20xx年8月10日


 

 20xx年8月10日 追手筋会場にて

 

 晴天とは言えない、厚い黒い雨雲から延々と雫が降り注ぐ日であった。沢山の人達が色とりどりの雨合羽に身を包み、今か今かとその時を待っていた。

 この日、とある解散を決めた老舗よさこいチームが参加する、最後の祭の日であった。老若男女、美しい衣装を身に纏い、チームのイメージに合うよう装飾されたトラックの上に立つ口上の男。代表と呼ばれるその人の名乗りをそれぞれの気持ちを噛み締めて、じっと聞いている。
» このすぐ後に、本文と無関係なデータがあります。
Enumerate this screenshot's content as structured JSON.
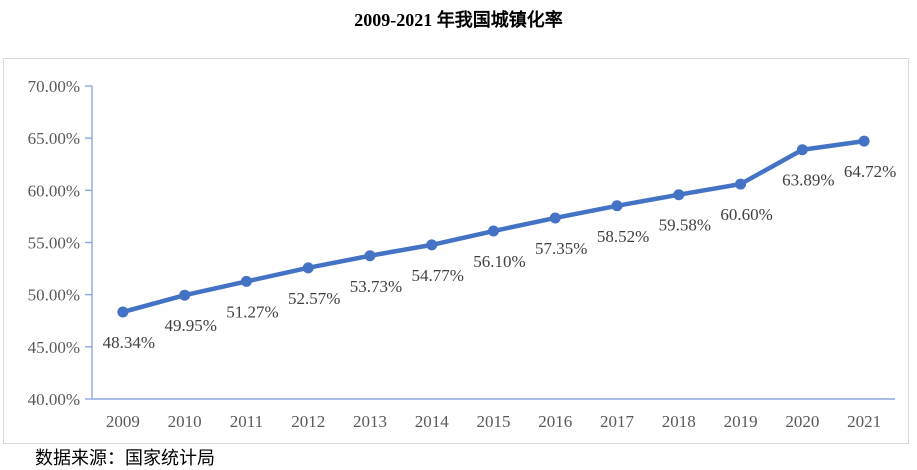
{
  "title": "2009-2021 年我国城镇化率",
  "source_note": "数据来源：国家统计局",
  "chart_data": {
    "type": "line",
    "title": "2009-2021 年我国城镇化率",
    "categories": [
      "2009",
      "2010",
      "2011",
      "2012",
      "2013",
      "2014",
      "2015",
      "2016",
      "2017",
      "2018",
      "2019",
      "2020",
      "2021"
    ],
    "values": [
      48.34,
      49.95,
      51.27,
      52.57,
      53.73,
      54.77,
      56.1,
      57.35,
      58.52,
      59.58,
      60.6,
      63.89,
      64.72
    ],
    "point_labels": [
      "48.34%",
      "49.95%",
      "51.27%",
      "52.57%",
      "53.73%",
      "54.77%",
      "56.10%",
      "57.35%",
      "58.52%",
      "59.58%",
      "60.60%",
      "63.89%",
      "64.72%"
    ],
    "xlabel": "",
    "ylabel": "",
    "ylim": [
      40,
      70
    ],
    "ytick_values": [
      70,
      65,
      60,
      55,
      50,
      45,
      40
    ],
    "yticks": [
      "70.00%",
      "65.00%",
      "60.00%",
      "55.00%",
      "50.00%",
      "45.00%",
      "40.00%"
    ],
    "grid": false,
    "legend": "none",
    "colors": {
      "line": "#4472C4",
      "marker": "#4472C4",
      "axis": "#8EA9DB",
      "tick_label": "#595959",
      "data_label": "#404040",
      "chart_border": "#D9D9D9"
    }
  }
}
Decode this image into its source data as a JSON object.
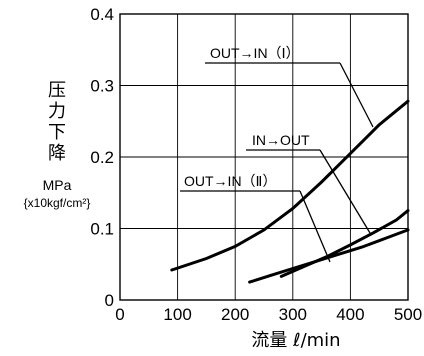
{
  "chart_data": {
    "type": "line",
    "title": "",
    "xlabel": "流量 ℓ/min",
    "ylabel_main": "压力下降",
    "ylabel_unit": "MPa",
    "ylabel_unit_alt": "{x10kgf/cm²}",
    "xlim": [
      0,
      500
    ],
    "ylim": [
      0,
      0.4
    ],
    "x_ticks": [
      0,
      100,
      200,
      300,
      400,
      500
    ],
    "x_tick_labels": [
      "0",
      "100",
      "200",
      "300",
      "400",
      "500"
    ],
    "y_ticks": [
      0,
      0.1,
      0.2,
      0.3,
      0.4
    ],
    "y_tick_labels": [
      "0",
      "0.1",
      "0.2",
      "0.3",
      "0.4"
    ],
    "grid": true,
    "series": [
      {
        "name": "OUT→IN（Ⅰ）",
        "x": [
          90,
          150,
          200,
          250,
          300,
          350,
          400,
          450,
          500
        ],
        "y": [
          0.042,
          0.058,
          0.075,
          0.098,
          0.128,
          0.165,
          0.205,
          0.245,
          0.278
        ]
      },
      {
        "name": "IN→OUT",
        "x": [
          280,
          320,
          360,
          400,
          440,
          480,
          500
        ],
        "y": [
          0.033,
          0.047,
          0.061,
          0.077,
          0.094,
          0.112,
          0.125
        ]
      },
      {
        "name": "OUT→IN（Ⅱ）",
        "x": [
          225,
          260,
          300,
          340,
          380,
          420,
          460,
          500
        ],
        "y": [
          0.025,
          0.034,
          0.044,
          0.054,
          0.064,
          0.074,
          0.086,
          0.098
        ]
      }
    ]
  }
}
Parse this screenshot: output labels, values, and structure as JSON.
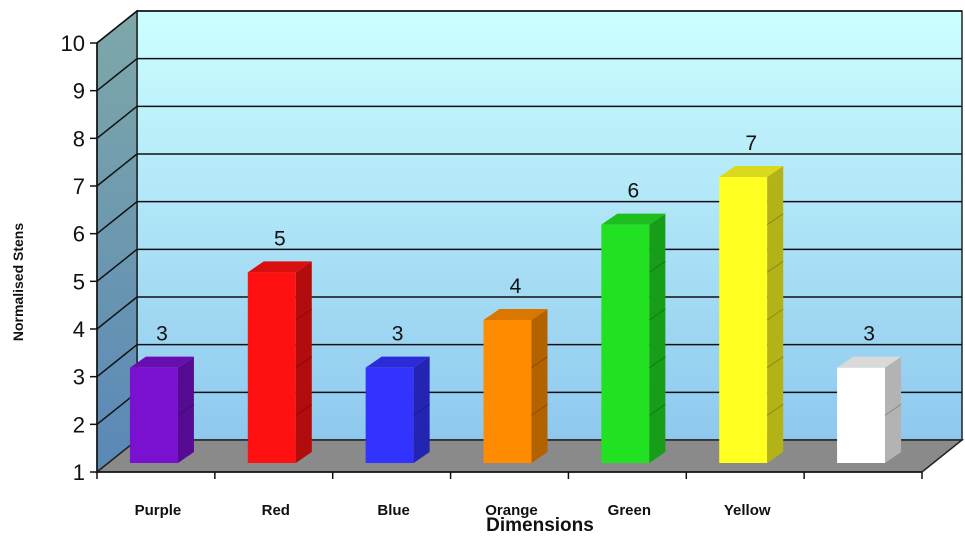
{
  "chart_data": {
    "type": "bar",
    "categories": [
      "Purple",
      "Red",
      "Blue",
      "Orange",
      "Green",
      "Yellow",
      ""
    ],
    "values": [
      3,
      5,
      3,
      4,
      6,
      7,
      3
    ],
    "data_labels": [
      "3",
      "5",
      "3",
      "4",
      "6",
      "7",
      "3"
    ],
    "colors": [
      "#7a10d0",
      "#ff1111",
      "#3333ff",
      "#ff8c00",
      "#22e022",
      "#ffff22",
      "#ffffff"
    ],
    "xlabel": "Dimensions",
    "ylabel": "Normalised Stens",
    "ylim": [
      1,
      10
    ],
    "yticks": [
      "1",
      "2",
      "3",
      "4",
      "5",
      "6",
      "7",
      "8",
      "9",
      "10"
    ],
    "grid": true,
    "three_d": true
  }
}
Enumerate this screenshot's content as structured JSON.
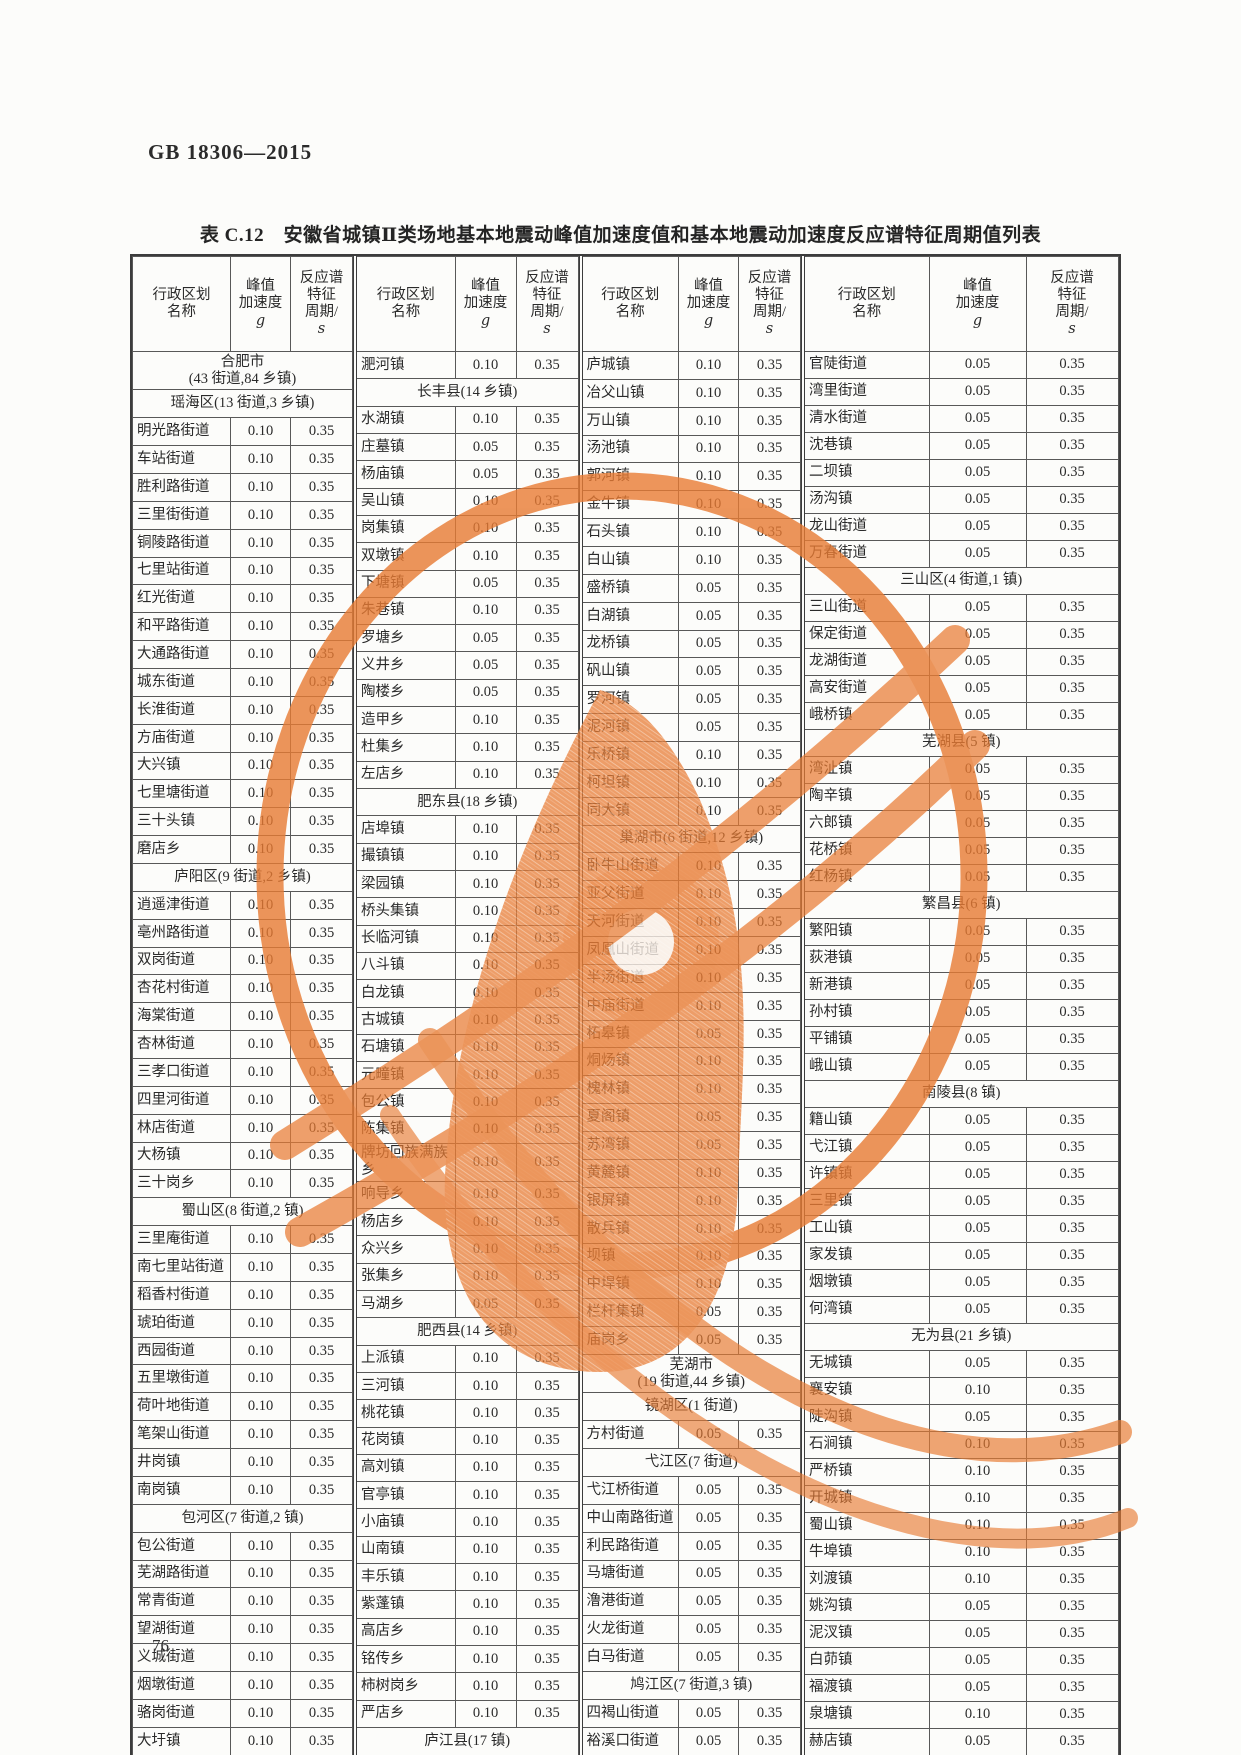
{
  "doc_header": "GB 18306—2015",
  "table_title": "表 C.12　安徽省城镇Ⅱ类场地基本地震动峰值加速度值和基本地震动加速度反应谱特征周期值列表",
  "page_number": "76",
  "watermark_color": "#e87b33",
  "column_headers": {
    "name": "行政区划\n名称",
    "accel": "峰值\n加速度",
    "accel_unit": "g",
    "period": "反应谱\n特征\n周期/",
    "period_unit": "s"
  },
  "groups": [
    [
      [
        "合肥市",
        "(43 街道,84 乡镇)"
      ],
      [
        "瑶海区(13 街道,3 乡镇)"
      ],
      [
        "明光路街道",
        "0.10",
        "0.35"
      ],
      [
        "车站街道",
        "0.10",
        "0.35"
      ],
      [
        "胜利路街道",
        "0.10",
        "0.35"
      ],
      [
        "三里街街道",
        "0.10",
        "0.35"
      ],
      [
        "铜陵路街道",
        "0.10",
        "0.35"
      ],
      [
        "七里站街道",
        "0.10",
        "0.35"
      ],
      [
        "红光街道",
        "0.10",
        "0.35"
      ],
      [
        "和平路街道",
        "0.10",
        "0.35"
      ],
      [
        "大通路街道",
        "0.10",
        "0.35"
      ],
      [
        "城东街道",
        "0.10",
        "0.35"
      ],
      [
        "长淮街道",
        "0.10",
        "0.35"
      ],
      [
        "方庙街道",
        "0.10",
        "0.35"
      ],
      [
        "大兴镇",
        "0.10",
        "0.35"
      ],
      [
        "七里塘街道",
        "0.10",
        "0.35"
      ],
      [
        "三十头镇",
        "0.10",
        "0.35"
      ],
      [
        "磨店乡",
        "0.10",
        "0.35"
      ],
      [
        "庐阳区(9 街道,2 乡镇)"
      ],
      [
        "逍遥津街道",
        "0.10",
        "0.35"
      ],
      [
        "亳州路街道",
        "0.10",
        "0.35"
      ],
      [
        "双岗街道",
        "0.10",
        "0.35"
      ],
      [
        "杏花村街道",
        "0.10",
        "0.35"
      ],
      [
        "海棠街道",
        "0.10",
        "0.35"
      ],
      [
        "杏林街道",
        "0.10",
        "0.35"
      ],
      [
        "三孝口街道",
        "0.10",
        "0.35"
      ],
      [
        "四里河街道",
        "0.10",
        "0.35"
      ],
      [
        "林店街道",
        "0.10",
        "0.35"
      ],
      [
        "大杨镇",
        "0.10",
        "0.35"
      ],
      [
        "三十岗乡",
        "0.10",
        "0.35"
      ],
      [
        "蜀山区(8 街道,2 镇)"
      ],
      [
        "三里庵街道",
        "0.10",
        "0.35"
      ],
      [
        "南七里站街道",
        "0.10",
        "0.35"
      ],
      [
        "稻香村街道",
        "0.10",
        "0.35"
      ],
      [
        "琥珀街道",
        "0.10",
        "0.35"
      ],
      [
        "西园街道",
        "0.10",
        "0.35"
      ],
      [
        "五里墩街道",
        "0.10",
        "0.35"
      ],
      [
        "荷叶地街道",
        "0.10",
        "0.35"
      ],
      [
        "笔架山街道",
        "0.10",
        "0.35"
      ],
      [
        "井岗镇",
        "0.10",
        "0.35"
      ],
      [
        "南岗镇",
        "0.10",
        "0.35"
      ],
      [
        "包河区(7 街道,2 镇)"
      ],
      [
        "包公街道",
        "0.10",
        "0.35"
      ],
      [
        "芜湖路街道",
        "0.10",
        "0.35"
      ],
      [
        "常青街道",
        "0.10",
        "0.35"
      ],
      [
        "望湖街道",
        "0.10",
        "0.35"
      ],
      [
        "义城街道",
        "0.10",
        "0.35"
      ],
      [
        "烟墩街道",
        "0.10",
        "0.35"
      ],
      [
        "骆岗街道",
        "0.10",
        "0.35"
      ],
      [
        "大圩镇",
        "0.10",
        "0.35"
      ]
    ],
    [
      [
        "淝河镇",
        "0.10",
        "0.35"
      ],
      [
        "长丰县(14 乡镇)"
      ],
      [
        "水湖镇",
        "0.10",
        "0.35"
      ],
      [
        "庄墓镇",
        "0.05",
        "0.35"
      ],
      [
        "杨庙镇",
        "0.05",
        "0.35"
      ],
      [
        "吴山镇",
        "0.10",
        "0.35"
      ],
      [
        "岗集镇",
        "0.10",
        "0.35"
      ],
      [
        "双墩镇",
        "0.10",
        "0.35"
      ],
      [
        "下塘镇",
        "0.05",
        "0.35"
      ],
      [
        "朱巷镇",
        "0.10",
        "0.35"
      ],
      [
        "罗塘乡",
        "0.05",
        "0.35"
      ],
      [
        "义井乡",
        "0.05",
        "0.35"
      ],
      [
        "陶楼乡",
        "0.05",
        "0.35"
      ],
      [
        "造甲乡",
        "0.10",
        "0.35"
      ],
      [
        "杜集乡",
        "0.10",
        "0.35"
      ],
      [
        "左店乡",
        "0.10",
        "0.35"
      ],
      [
        "肥东县(18 乡镇)"
      ],
      [
        "店埠镇",
        "0.10",
        "0.35"
      ],
      [
        "撮镇镇",
        "0.10",
        "0.35"
      ],
      [
        "梁园镇",
        "0.10",
        "0.35"
      ],
      [
        "桥头集镇",
        "0.10",
        "0.35"
      ],
      [
        "长临河镇",
        "0.10",
        "0.35"
      ],
      [
        "八斗镇",
        "0.10",
        "0.35"
      ],
      [
        "白龙镇",
        "0.10",
        "0.35"
      ],
      [
        "古城镇",
        "0.10",
        "0.35"
      ],
      [
        "石塘镇",
        "0.10",
        "0.35"
      ],
      [
        "元疃镇",
        "0.10",
        "0.35"
      ],
      [
        "包公镇",
        "0.10",
        "0.35"
      ],
      [
        "陈集镇",
        "0.10",
        "0.35"
      ],
      [
        "牌坊回族满族乡",
        "0.10",
        "0.35"
      ],
      [
        "响导乡",
        "0.10",
        "0.35"
      ],
      [
        "杨店乡",
        "0.10",
        "0.35"
      ],
      [
        "众兴乡",
        "0.10",
        "0.35"
      ],
      [
        "张集乡",
        "0.10",
        "0.35"
      ],
      [
        "马湖乡",
        "0.05",
        "0.35"
      ],
      [
        "肥西县(14 乡镇)"
      ],
      [
        "上派镇",
        "0.10",
        "0.35"
      ],
      [
        "三河镇",
        "0.10",
        "0.35"
      ],
      [
        "桃花镇",
        "0.10",
        "0.35"
      ],
      [
        "花岗镇",
        "0.10",
        "0.35"
      ],
      [
        "高刘镇",
        "0.10",
        "0.35"
      ],
      [
        "官亭镇",
        "0.10",
        "0.35"
      ],
      [
        "小庙镇",
        "0.10",
        "0.35"
      ],
      [
        "山南镇",
        "0.10",
        "0.35"
      ],
      [
        "丰乐镇",
        "0.10",
        "0.35"
      ],
      [
        "紫蓬镇",
        "0.10",
        "0.35"
      ],
      [
        "高店乡",
        "0.10",
        "0.35"
      ],
      [
        "铭传乡",
        "0.10",
        "0.35"
      ],
      [
        "柿树岗乡",
        "0.10",
        "0.35"
      ],
      [
        "严店乡",
        "0.10",
        "0.35"
      ],
      [
        "庐江县(17 镇)"
      ]
    ],
    [
      [
        "庐城镇",
        "0.10",
        "0.35"
      ],
      [
        "冶父山镇",
        "0.10",
        "0.35"
      ],
      [
        "万山镇",
        "0.10",
        "0.35"
      ],
      [
        "汤池镇",
        "0.10",
        "0.35"
      ],
      [
        "郭河镇",
        "0.10",
        "0.35"
      ],
      [
        "金牛镇",
        "0.10",
        "0.35"
      ],
      [
        "石头镇",
        "0.10",
        "0.35"
      ],
      [
        "白山镇",
        "0.10",
        "0.35"
      ],
      [
        "盛桥镇",
        "0.05",
        "0.35"
      ],
      [
        "白湖镇",
        "0.05",
        "0.35"
      ],
      [
        "龙桥镇",
        "0.05",
        "0.35"
      ],
      [
        "矾山镇",
        "0.05",
        "0.35"
      ],
      [
        "罗河镇",
        "0.05",
        "0.35"
      ],
      [
        "泥河镇",
        "0.05",
        "0.35"
      ],
      [
        "乐桥镇",
        "0.10",
        "0.35"
      ],
      [
        "柯坦镇",
        "0.10",
        "0.35"
      ],
      [
        "同大镇",
        "0.10",
        "0.35"
      ],
      [
        "巢湖市(6 街道,12 乡镇)"
      ],
      [
        "卧牛山街道",
        "0.10",
        "0.35"
      ],
      [
        "亚父街道",
        "0.10",
        "0.35"
      ],
      [
        "天河街道",
        "0.10",
        "0.35"
      ],
      [
        "凤凰山街道",
        "0.10",
        "0.35"
      ],
      [
        "半汤街道",
        "0.10",
        "0.35"
      ],
      [
        "中庙街道",
        "0.10",
        "0.35"
      ],
      [
        "柘皋镇",
        "0.05",
        "0.35"
      ],
      [
        "烔炀镇",
        "0.10",
        "0.35"
      ],
      [
        "槐林镇",
        "0.10",
        "0.35"
      ],
      [
        "夏阁镇",
        "0.05",
        "0.35"
      ],
      [
        "苏湾镇",
        "0.05",
        "0.35"
      ],
      [
        "黄麓镇",
        "0.10",
        "0.35"
      ],
      [
        "银屏镇",
        "0.10",
        "0.35"
      ],
      [
        "散兵镇",
        "0.10",
        "0.35"
      ],
      [
        "坝镇",
        "0.10",
        "0.35"
      ],
      [
        "中垾镇",
        "0.10",
        "0.35"
      ],
      [
        "栏杆集镇",
        "0.05",
        "0.35"
      ],
      [
        "庙岗乡",
        "0.05",
        "0.35"
      ],
      [
        "芜湖市",
        "(19 街道,44 乡镇)"
      ],
      [
        "镜湖区(1 街道)"
      ],
      [
        "方村街道",
        "0.05",
        "0.35"
      ],
      [
        "弋江区(7 街道)"
      ],
      [
        "弋江桥街道",
        "0.05",
        "0.35"
      ],
      [
        "中山南路街道",
        "0.05",
        "0.35"
      ],
      [
        "利民路街道",
        "0.05",
        "0.35"
      ],
      [
        "马塘街道",
        "0.05",
        "0.35"
      ],
      [
        "澛港街道",
        "0.05",
        "0.35"
      ],
      [
        "火龙街道",
        "0.05",
        "0.35"
      ],
      [
        "白马街道",
        "0.05",
        "0.35"
      ],
      [
        "鸠江区(7 街道,3 镇)"
      ],
      [
        "四褐山街道",
        "0.05",
        "0.35"
      ],
      [
        "裕溪口街道",
        "0.05",
        "0.35"
      ]
    ],
    [
      [
        "官陡街道",
        "0.05",
        "0.35"
      ],
      [
        "湾里街道",
        "0.05",
        "0.35"
      ],
      [
        "清水街道",
        "0.05",
        "0.35"
      ],
      [
        "沈巷镇",
        "0.05",
        "0.35"
      ],
      [
        "二坝镇",
        "0.05",
        "0.35"
      ],
      [
        "汤沟镇",
        "0.05",
        "0.35"
      ],
      [
        "龙山街道",
        "0.05",
        "0.35"
      ],
      [
        "万春街道",
        "0.05",
        "0.35"
      ],
      [
        "三山区(4 街道,1 镇)"
      ],
      [
        "三山街道",
        "0.05",
        "0.35"
      ],
      [
        "保定街道",
        "0.05",
        "0.35"
      ],
      [
        "龙湖街道",
        "0.05",
        "0.35"
      ],
      [
        "高安街道",
        "0.05",
        "0.35"
      ],
      [
        "峨桥镇",
        "0.05",
        "0.35"
      ],
      [
        "芜湖县(5 镇)"
      ],
      [
        "湾沚镇",
        "0.05",
        "0.35"
      ],
      [
        "陶辛镇",
        "0.05",
        "0.35"
      ],
      [
        "六郎镇",
        "0.05",
        "0.35"
      ],
      [
        "花桥镇",
        "0.05",
        "0.35"
      ],
      [
        "红杨镇",
        "0.05",
        "0.35"
      ],
      [
        "繁昌县(6 镇)"
      ],
      [
        "繁阳镇",
        "0.05",
        "0.35"
      ],
      [
        "荻港镇",
        "0.05",
        "0.35"
      ],
      [
        "新港镇",
        "0.05",
        "0.35"
      ],
      [
        "孙村镇",
        "0.05",
        "0.35"
      ],
      [
        "平铺镇",
        "0.05",
        "0.35"
      ],
      [
        "峨山镇",
        "0.05",
        "0.35"
      ],
      [
        "南陵县(8 镇)"
      ],
      [
        "籍山镇",
        "0.05",
        "0.35"
      ],
      [
        "弋江镇",
        "0.05",
        "0.35"
      ],
      [
        "许镇镇",
        "0.05",
        "0.35"
      ],
      [
        "三里镇",
        "0.05",
        "0.35"
      ],
      [
        "工山镇",
        "0.05",
        "0.35"
      ],
      [
        "家发镇",
        "0.05",
        "0.35"
      ],
      [
        "烟墩镇",
        "0.05",
        "0.35"
      ],
      [
        "何湾镇",
        "0.05",
        "0.35"
      ],
      [
        "无为县(21 乡镇)"
      ],
      [
        "无城镇",
        "0.05",
        "0.35"
      ],
      [
        "襄安镇",
        "0.10",
        "0.35"
      ],
      [
        "陡沟镇",
        "0.05",
        "0.35"
      ],
      [
        "石涧镇",
        "0.10",
        "0.35"
      ],
      [
        "严桥镇",
        "0.10",
        "0.35"
      ],
      [
        "开城镇",
        "0.10",
        "0.35"
      ],
      [
        "蜀山镇",
        "0.10",
        "0.35"
      ],
      [
        "牛埠镇",
        "0.10",
        "0.35"
      ],
      [
        "刘渡镇",
        "0.10",
        "0.35"
      ],
      [
        "姚沟镇",
        "0.05",
        "0.35"
      ],
      [
        "泥汊镇",
        "0.05",
        "0.35"
      ],
      [
        "白茆镇",
        "0.05",
        "0.35"
      ],
      [
        "福渡镇",
        "0.05",
        "0.35"
      ],
      [
        "泉塘镇",
        "0.10",
        "0.35"
      ],
      [
        "赫店镇",
        "0.05",
        "0.35"
      ]
    ]
  ]
}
「踊り子一同、皆様に感謝申し上げます!長い間応援していただき、本当にありがとうございました!それでは参りましょう!!あいにくの雨でございますが、これはも我々とのお別れに泣いてるのでしょう!

 さあ、これが泣いても笑っても、最後の追手筋!踊り子観客みんなで大団円!!!」

 口上の声とともに、その人たちは曲の始まりを待つ、はじめの構えをとる。


 琴の音が鳴る。何度も練習した動きは、音が鳴れば、自然と動くもの。足先指先頭の先、何ならば鳴子の先までその神経を生き渡される。雨で濡れる顔、しかし、その顔はまるで太陽のような笑顔を皆浮かべている。

 

 シャン シャン シャン

 揃った鳴子の音は、鈴のように聞こえるという。まさに鈴の音よりも、遥かに美しく尊い音が雨音を超えて、鳴り響いた。その音は、観客に、踊り子に、空に届く。


 その時だった。

 誰が、いや、観客の皆の目が大きく見開かれた。

  

 今まで何処か物寂しげで、お別れを惜しむようや暗く淀んだ雰囲気だったのに、まるで踊る彼等をみてほしいと言わんばかりに、美しい太陽光が燦々と差し込む。

 まるで、舞台用のスポットライト。その太陽の熱さは踊り子の濡れた衣装を一瞬で乾かし、踊るには冷え切った身体が夏の暑さで温まる。


 袖を振れば、きらきらと刺繍が輝く。

 外側のみの提灯に、光が灯る。

 旗を靡かせば、心地よい風が客の間を抜けていく。

 高らかに響く口上の声は見ている人々の、手拍子、足拍子、心拍子を誘う。


 が彼らの味方した。そうとしか言えない光景だった。